Forget thinking you can’t get pregnant the first time, or that catching an STD won’t happen to you. If you’re having sex, getting busy or just fooling around, you need to be using (or at least thinking about) contraception, so here's your options.
These little latex socks are cheap, practical and safe - plus they're THE ONLY form of contraception that protects you from STIs (win!). Ignore your bae if he says, “but sex doesn’t feel the same” (not true) and keep your own supply handy. Condoms are very effective if used properly, just make sure you follow the instructions on the pack.
How it works: A condom prevents sperm from entering the vagina provided it’s used correctly.
Beware because… While condoms are effective, they can break. Help prevent this by checking the use-by date on the pack, store them away from sunlight and never use them with oil-based lubricants (like massage oil, baby oil or Vaseline). Use a water-based lubricant instead, and if the condom breaks or falls off stop having sex immediately and consider getting along to the chemist to get the morning-after pill (scroll right down for more on this).
Where do I get it?
From chemists, supermarkets, convenience stores, and even some vending machines. There’s lots of different brands in a range of prices (from $6.50-$15 per pack). Keep in mind that a female condom is now available. It’s still relatively new, but ask your local Family Planning Clinic if you’d like to know more.
The pill is the most suited to gals in a committed #ship - who know their bae's sexual history - coz it doesn’t protect you from STIs. It's 99% effective at preventing pregnancy provided it’s used the right way.
How it works: There are many different brands of Pill, but all fall into one of two categories: 1) The combined pill (which contains a combination of two hormones, oestrogen and progesterone) works by stopping the ovary releasing an egg. 2) The mini pill contains only one hormone (progesterone). It works by thickening the cervical mucus, to prevent sperm from entering the uterus. Your doctor will advise which type is best for you.
Beware because… There can be some side effects, but if they do occur you can try a different brand of Pill (there are lots) until you find one which is right for you. Possible side effects when using the Pill are increased irritability, acne, weight gain, enlarged and tender breasts and skin pigmentation. The benefits are that it can regulate your period and reduce acne. Keep in mind that vomiting, diarrhoea and some antibiotics can reduce the Pill's effectiveness, and it won’t work unless you take it around the same time each day. It’s a good idea to set your phone alarm so you don't forget.
Where do I get it?
On prescription from a doctor or Family Planning Clinic. Making an appointment might seem a bit scary, but remember that all consultations are confidential. Prices for the Pill range from $35 for a four-month supply for the older brands. Newer brands can cost up to $283 for a year’s supply.

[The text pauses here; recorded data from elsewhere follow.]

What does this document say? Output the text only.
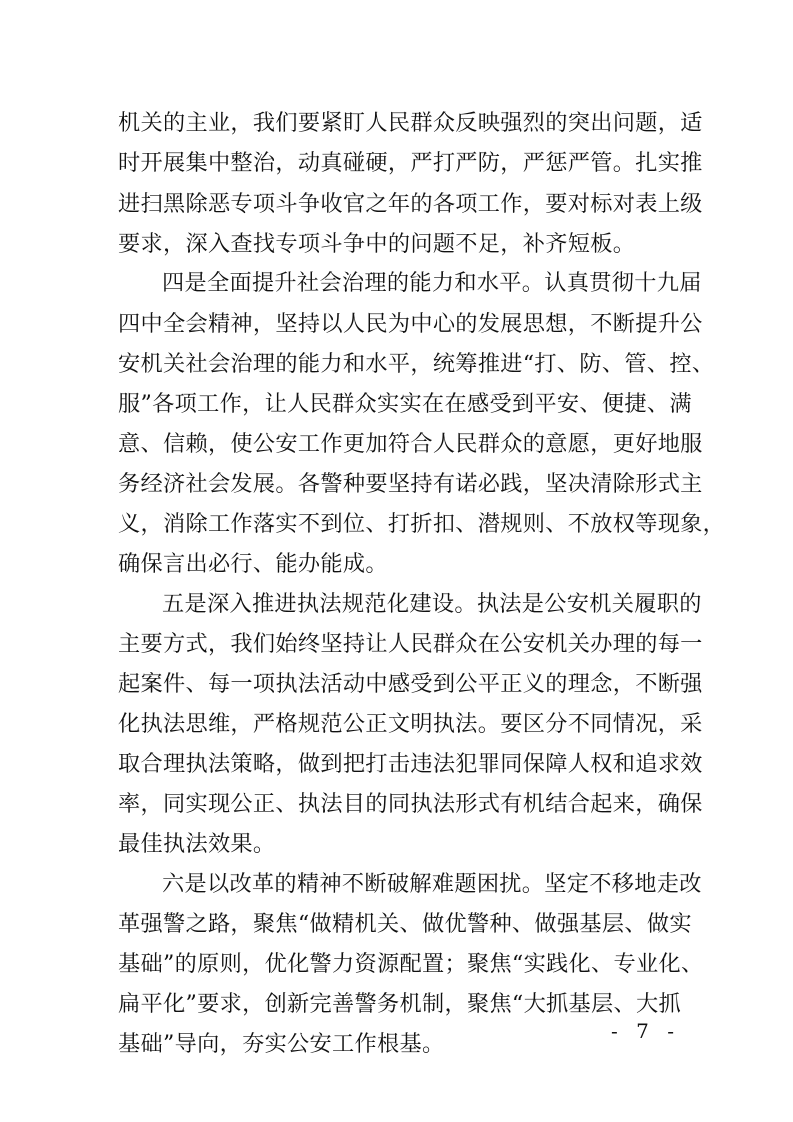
机关的主业，我们要紧盯人民群众反映强烈的突出问题，适
时开展集中整治，动真碰硬，严打严防，严惩严管。扎实推
进扫黑除恶专项斗争收官之年的各项工作，要对标对表上级
要求，深入查找专项斗争中的问题不足，补齐短板。
四是全面提升社会治理的能力和水平。认真贯彻十九届
四中全会精神，坚持以人民为中心的发展思想，不断提升公
安机关社会治理的能力和水平，统筹推进“打、防、管、控、
服”各项工作，让人民群众实实在在感受到平安、便捷、满
意、信赖，使公安工作更加符合人民群众的意愿，更好地服
务经济社会发展。各警种要坚持有诺必践，坚决清除形式主
义，消除工作落实不到位、打折扣、潜规则、不放权等现象，
确保言出必行、能办能成。
五是深入推进执法规范化建设。执法是公安机关履职的
主要方式，我们始终坚持让人民群众在公安机关办理的每一
起案件、每一项执法活动中感受到公平正义的理念，不断强
化执法思维，严格规范公正文明执法。要区分不同情况，采
取合理执法策略，做到把打击违法犯罪同保障人权和追求效
率，同实现公正、执法目的同执法形式有机结合起来，确保
最佳执法效果。
六是以改革的精神不断破解难题困扰。坚定不移地走改
革强警之路，聚焦“做精机关、做优警种、做强基层、做实
基础”的原则，优化警力资源配置；聚焦“实践化、专业化、
扁平化”要求，创新完善警务机制，聚焦“大抓基层、大抓
基础”导向，夯实公安工作根基。	- 7 -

This is a shallow rubber cap (sometimes used with spermicidal foam or jelly) that sits over the cervix. An alternative is the cervical cap (a smaller version), if you find the diaphragm uncomfortable.
How it works: It prevents sperm from meeting up with the ovum. You put it in before sex and have to leave it there for at least six hours afterwards. It can be tricky to insert at first, so practise a few times to avoid any awk moments in the bedroom.
Beware because… It can be tricky to use. The diaphragm is less effective than many other forms of contraception, and can have a failure rate of up to 20%.
Where do I get it?
From a GP or family planning clinic; it's a flat fee of about $70–90 and it lasts a couple years.
This is a high-dose injection of a hormone called progesterone, given once every three months.
How it works: Like the pill, Depo prevents eggs being released. If the sight of a needle makes you squirm, this isn’t for you. But if you’re hopeless at remembering to take the Pill, it's perfect. Depo usually makes your period stop after you’ve used it for a while. Some gals experience unpredictable bleeding or spotting (usually light).
Beware because… Side effects can include breast tenderness, weight gain, depression and spotting (in some cases). If you stop taking the shot, it can take up to six months to a year before your fertility returns to normal.
Where do I get it?
Your doctor will issue a prescription and each injection costs around $25-30.
This 4cm plastic rod is inserted on the inside of the arm and steadily releases a small amount of hormone. It lasts for three years.
How it works? It contains a hormone that helps prevent pregnancy, much like the Pill only once it's inserted you can forget about it as it'll do all the work for you.
Beware because… It doesn't protect against STIs and is only 99.8 per cent effective. It can also mess with your periods - they may become heavier or lighter or even longer.
Where do I get it? Your local GP or Family Planning Clinic can help you out. The implant will set you back about $35.
Only in an emergency… The morning-after pill
The morning-after pill is a last resort after unsafe sex (or the condom breaks), but it is absolutely not contraception and doesn’t protect against STIs.
How it works? The morning-after pill is one single pill that must be taken no later than 72 hours after unprotected sex. This high dosage of contraceptive alters the lining of the uterus, so the egg can’t implant.
Beware because… It can cause nausea.
Where do I get it? You can now buy this over-the-counter at any chemist and it usually costs about $18.